While there are approximately 23 species of Hydrangea, only five are widely cultivated in the U.S. The most popular species is Hydrangea macrophylla, which is commonly known as bigleaf, French, garden or florist’s hydrangea. This Japanese native is rated as hardy to USDA cold-hardiness zone 6. It produces large inflorescences of white, pink or blue flowers in early summer.

Hydrangeas grow best in moist, well-drained soil. Most hydrangeas benefit from some shade, especially in hot climates. Bigleaf, oakleaf and smooth hydrangeas will usually perform well on the north side of a house or planted at the edge of a woodland (see image at right). As discussed earlier, growing hydrangeas in deep shade is not necessary and can greatly reduce flowering.

The amount of sun that hydrangeas can tolerate depends on species, climate and availability of water.

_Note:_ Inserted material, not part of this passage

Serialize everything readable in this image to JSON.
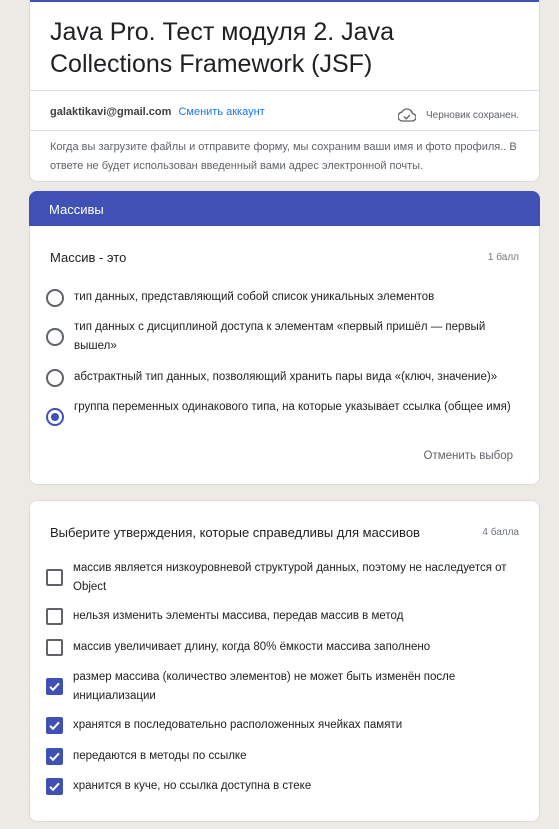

Flower color in H. macrophylla is dependent on cultivar and aluminum availability. Aluminum is necessary to produce the blue pigment for which bigleaf hydrangea is noted. Most garden soils have adequate aluminum, but the aluminum will not be available to the plant if the soil pH is high. For most bigleaf hydrangea cultivars, blue flowers will be produced in acidic soil (pH 5.5 and lower), whereas neutral to alkaline soils (pH 6.5 and higher) will usually produce pink flowers. Between pH 5.5 and pH 6.5, the flowers will be purple (see image at left) or a mixture of blue and pink flowers will be found on the same plant.

Hydrangeas are moderately toxic if eaten, with all parts of the plant containing cyanogenic glycosides. Hydrangea paniculata is reportedly sometimes smoked as an intoxicant, despite the danger of illness and/or death due to the cyanide.